We held our second hearing on the program on February 28. That hearing was an academic panel discussion featuring scholars and former government officials with a great deal of expertise in the law, but no knowledge of the program that they were discussing. We had a good discussion. But it was not oversight.

Nor is our hearing today. Our witnesses are experts in the Foreign Intelligence Surveillance Act, but they have no special knowledge of the President's program to wiretap Americans outside of that Act. They cannot tell us any more than the very little that we already know about what this Administration has been doing for the last four years under its theory of limitless Executive power.

We are stuck at an impasse, lacking information or cooperation from an Administration that refuses to submit to real congressional oversight. This is, of course, nothing new from an obsessively secretive Administration that has classified historical documents for no reason, conducted energy policy and attempted to outsource port security behind closed doors, routinely blocked investigations and audits, repeatedly harassed whistleblowers, and dismissively refused to cooperate with congressional oversight for more than five years. This Administration has a paranoid aversion to openness and accountability that will not be overcome by gentle persuasion.

The Administration tells us, we won't tell you enough to do meaningful oversight over what we're doing, so just trust us. But how can we trust this Administration, when every day brings more evidence of its incompetence, including yesterday's revelation that our borders are not even secure from the simplest scheme to smuggle in a dirty bomb?

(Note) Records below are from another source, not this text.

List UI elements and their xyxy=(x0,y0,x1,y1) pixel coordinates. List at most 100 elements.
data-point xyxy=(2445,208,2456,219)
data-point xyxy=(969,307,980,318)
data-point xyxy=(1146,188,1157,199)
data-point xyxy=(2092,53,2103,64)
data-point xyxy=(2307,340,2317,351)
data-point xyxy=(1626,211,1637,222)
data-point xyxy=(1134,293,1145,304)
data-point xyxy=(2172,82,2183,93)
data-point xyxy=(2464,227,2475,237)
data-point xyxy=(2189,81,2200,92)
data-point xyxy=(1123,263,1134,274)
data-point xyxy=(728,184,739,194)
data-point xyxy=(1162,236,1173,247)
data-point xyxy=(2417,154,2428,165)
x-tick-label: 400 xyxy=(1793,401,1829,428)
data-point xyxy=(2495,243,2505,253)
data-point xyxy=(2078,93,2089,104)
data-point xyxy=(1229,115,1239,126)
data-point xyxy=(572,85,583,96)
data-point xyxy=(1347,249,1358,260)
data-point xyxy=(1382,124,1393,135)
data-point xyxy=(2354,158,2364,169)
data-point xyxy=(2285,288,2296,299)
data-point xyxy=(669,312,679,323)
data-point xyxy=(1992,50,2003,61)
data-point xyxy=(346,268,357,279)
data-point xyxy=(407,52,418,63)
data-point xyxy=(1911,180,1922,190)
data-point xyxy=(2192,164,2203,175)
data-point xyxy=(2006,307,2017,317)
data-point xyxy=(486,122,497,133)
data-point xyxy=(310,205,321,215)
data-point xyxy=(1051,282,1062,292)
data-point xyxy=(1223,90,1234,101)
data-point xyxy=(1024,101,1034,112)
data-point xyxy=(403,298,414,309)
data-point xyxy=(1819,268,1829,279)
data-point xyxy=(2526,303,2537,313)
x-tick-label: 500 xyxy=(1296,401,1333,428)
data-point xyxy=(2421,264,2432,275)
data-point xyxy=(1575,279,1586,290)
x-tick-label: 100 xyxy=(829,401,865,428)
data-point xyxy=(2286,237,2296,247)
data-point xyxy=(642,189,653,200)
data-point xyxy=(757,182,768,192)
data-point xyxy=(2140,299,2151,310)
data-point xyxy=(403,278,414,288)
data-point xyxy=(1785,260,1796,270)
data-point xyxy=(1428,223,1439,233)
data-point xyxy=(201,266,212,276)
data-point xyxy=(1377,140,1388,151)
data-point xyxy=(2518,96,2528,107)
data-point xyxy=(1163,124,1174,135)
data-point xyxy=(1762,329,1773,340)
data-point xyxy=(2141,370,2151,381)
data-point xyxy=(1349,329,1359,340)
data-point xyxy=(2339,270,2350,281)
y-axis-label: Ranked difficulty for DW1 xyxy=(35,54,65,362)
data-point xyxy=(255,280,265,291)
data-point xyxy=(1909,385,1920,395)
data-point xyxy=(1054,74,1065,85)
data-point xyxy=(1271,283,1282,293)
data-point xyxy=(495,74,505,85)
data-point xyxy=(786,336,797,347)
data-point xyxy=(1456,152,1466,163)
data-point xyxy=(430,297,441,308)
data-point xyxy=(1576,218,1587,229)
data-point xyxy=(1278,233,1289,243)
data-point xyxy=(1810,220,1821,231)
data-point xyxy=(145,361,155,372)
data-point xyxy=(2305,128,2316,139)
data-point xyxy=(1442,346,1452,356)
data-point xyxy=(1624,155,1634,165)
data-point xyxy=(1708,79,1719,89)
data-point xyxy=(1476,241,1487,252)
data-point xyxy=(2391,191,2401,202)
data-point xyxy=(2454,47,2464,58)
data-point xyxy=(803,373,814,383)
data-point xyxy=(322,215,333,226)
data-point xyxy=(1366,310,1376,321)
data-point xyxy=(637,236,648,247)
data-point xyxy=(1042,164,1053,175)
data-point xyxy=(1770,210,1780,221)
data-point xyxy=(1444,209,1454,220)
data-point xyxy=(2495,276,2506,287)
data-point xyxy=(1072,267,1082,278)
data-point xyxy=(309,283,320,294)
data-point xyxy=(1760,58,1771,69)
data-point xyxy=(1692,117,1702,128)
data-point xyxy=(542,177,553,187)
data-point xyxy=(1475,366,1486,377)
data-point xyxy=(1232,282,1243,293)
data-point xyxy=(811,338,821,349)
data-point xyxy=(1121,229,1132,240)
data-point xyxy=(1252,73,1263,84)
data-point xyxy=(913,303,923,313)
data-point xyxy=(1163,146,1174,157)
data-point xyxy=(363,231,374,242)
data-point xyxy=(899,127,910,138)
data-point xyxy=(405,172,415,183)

So how can we move forward to protect the security and the rights and freedoms of the American people? I believe that we in Congress need to do three things.

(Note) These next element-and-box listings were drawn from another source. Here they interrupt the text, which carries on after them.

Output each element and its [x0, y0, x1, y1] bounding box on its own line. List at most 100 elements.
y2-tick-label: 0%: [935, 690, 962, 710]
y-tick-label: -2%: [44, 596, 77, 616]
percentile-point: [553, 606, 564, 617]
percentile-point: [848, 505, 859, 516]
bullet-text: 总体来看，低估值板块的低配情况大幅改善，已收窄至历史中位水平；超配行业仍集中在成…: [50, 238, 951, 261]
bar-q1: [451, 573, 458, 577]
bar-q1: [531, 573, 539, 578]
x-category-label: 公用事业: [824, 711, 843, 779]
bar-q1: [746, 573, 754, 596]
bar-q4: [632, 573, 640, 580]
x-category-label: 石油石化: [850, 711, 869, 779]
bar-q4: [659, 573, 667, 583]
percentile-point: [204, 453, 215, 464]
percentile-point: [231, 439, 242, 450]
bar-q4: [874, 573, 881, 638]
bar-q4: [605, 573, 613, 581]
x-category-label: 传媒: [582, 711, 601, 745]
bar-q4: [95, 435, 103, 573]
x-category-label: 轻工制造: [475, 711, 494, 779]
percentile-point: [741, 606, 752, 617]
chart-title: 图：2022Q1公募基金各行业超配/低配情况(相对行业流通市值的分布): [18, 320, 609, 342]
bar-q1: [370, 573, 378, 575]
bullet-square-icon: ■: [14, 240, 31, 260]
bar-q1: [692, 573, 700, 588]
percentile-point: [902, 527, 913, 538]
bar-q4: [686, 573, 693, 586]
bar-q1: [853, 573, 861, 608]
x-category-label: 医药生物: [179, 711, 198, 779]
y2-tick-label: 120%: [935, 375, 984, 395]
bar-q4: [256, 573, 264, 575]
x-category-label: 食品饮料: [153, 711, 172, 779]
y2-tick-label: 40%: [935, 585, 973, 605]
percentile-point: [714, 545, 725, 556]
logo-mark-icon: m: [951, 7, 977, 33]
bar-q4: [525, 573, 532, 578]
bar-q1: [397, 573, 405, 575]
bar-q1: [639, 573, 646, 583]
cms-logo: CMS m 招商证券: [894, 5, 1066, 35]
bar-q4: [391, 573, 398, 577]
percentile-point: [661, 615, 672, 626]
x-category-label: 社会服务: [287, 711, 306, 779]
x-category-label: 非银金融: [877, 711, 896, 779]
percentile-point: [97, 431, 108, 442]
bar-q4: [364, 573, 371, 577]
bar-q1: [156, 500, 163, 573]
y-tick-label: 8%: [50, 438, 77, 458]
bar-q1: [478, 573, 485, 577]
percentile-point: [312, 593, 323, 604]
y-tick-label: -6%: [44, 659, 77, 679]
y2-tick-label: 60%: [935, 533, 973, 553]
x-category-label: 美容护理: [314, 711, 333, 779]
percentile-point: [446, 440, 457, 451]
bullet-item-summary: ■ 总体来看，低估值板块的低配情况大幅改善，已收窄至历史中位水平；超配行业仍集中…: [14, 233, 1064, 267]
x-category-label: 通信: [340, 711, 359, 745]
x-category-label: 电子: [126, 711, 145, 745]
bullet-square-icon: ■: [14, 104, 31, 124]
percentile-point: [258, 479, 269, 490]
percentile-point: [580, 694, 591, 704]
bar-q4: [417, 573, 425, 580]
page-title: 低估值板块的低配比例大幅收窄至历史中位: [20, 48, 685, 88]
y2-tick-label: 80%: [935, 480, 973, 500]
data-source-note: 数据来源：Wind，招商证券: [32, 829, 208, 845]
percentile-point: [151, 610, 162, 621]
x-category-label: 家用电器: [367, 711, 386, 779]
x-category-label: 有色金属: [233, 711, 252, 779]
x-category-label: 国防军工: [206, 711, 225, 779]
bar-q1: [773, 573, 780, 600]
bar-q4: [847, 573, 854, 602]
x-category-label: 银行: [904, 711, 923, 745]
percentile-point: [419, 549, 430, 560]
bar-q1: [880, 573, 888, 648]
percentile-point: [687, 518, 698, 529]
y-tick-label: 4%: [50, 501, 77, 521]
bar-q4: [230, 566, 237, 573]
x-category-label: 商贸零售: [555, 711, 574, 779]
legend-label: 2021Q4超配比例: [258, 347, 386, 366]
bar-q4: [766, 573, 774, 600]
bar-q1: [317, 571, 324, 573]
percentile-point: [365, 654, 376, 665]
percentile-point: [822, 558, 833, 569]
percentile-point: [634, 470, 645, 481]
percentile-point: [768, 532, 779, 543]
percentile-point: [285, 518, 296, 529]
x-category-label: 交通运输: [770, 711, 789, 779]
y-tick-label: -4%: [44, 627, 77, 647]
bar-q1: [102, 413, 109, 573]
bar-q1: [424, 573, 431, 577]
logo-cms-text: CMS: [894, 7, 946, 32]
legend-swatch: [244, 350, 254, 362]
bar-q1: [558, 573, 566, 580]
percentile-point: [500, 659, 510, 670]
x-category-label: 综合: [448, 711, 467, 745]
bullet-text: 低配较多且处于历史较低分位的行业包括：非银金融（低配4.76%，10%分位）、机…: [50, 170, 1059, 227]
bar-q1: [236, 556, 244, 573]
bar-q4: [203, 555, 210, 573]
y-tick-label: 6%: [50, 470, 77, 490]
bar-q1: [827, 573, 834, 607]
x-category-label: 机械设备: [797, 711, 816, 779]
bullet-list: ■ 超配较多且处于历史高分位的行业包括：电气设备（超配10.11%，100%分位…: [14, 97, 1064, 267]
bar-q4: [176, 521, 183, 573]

First, if the rule of law means anything, we must insist on real oversight and real accountability. The Chairman said at our last hearing, "we will struggle to try to find out what the program is." With the greatest of respect, that need not be a "struggle." We have the constitutional right to compel information from this Administration by subpoena. During the last two years of the Clinton Administration, this Committee approved the issuance of more than a dozen subpoenas to the Department of Justice and former DOJ officials, both for documents, including legal memoranda, and for live testimony. The question is not whether we can find out the extent of the Administration's secret spying on the American people. The question is whether the Republican majority of this Congress has the political will to do so.

Second, if there is a real need for legislation that eases existing restrictions under FISA, we should of course pass it, as we have done on a bipartisan basis with numerous powers requested by this Administration over the past five years. However, we should not rush to give the Administration new powers it has not deigned to request, based on concerns it has not articulated.

Finally, in discussing legislation, we should collectively draw a line in the sand. No new powers should be given to this Administration until we secure a firm assurance that it will faithfully execute and abide by the law as written by Congress. We have spent many hours of the people's time in this Congress, and been subjected to extreme partisan political pressure, responding to the Administration's repeated demands for urgent amendments to FISA, the PATRIOT Act and other laws that limit Americans' civil liberties for the sake of security. Yet, as George Will pointed out, all those debates have been a meaningless charade if the Administration's "monarchical" assertions of essentially unfettered presidential power to conduct the war on terror are taken seriously. If, as the Administration contends, the President can pick and choose which laws he will or will not follow, what is the point of our amending FISA?

We are not here to play charades. We are here to legislate the law of the land. So any further legislation that we enact in this area should, at a minimum, include express provisions that require the President to stop equivocating with vague, expansive and dangerous theories of inherent powers, and to accept that he is fully bound by the legislation as written. We must put an end to police state powers operating outside the law.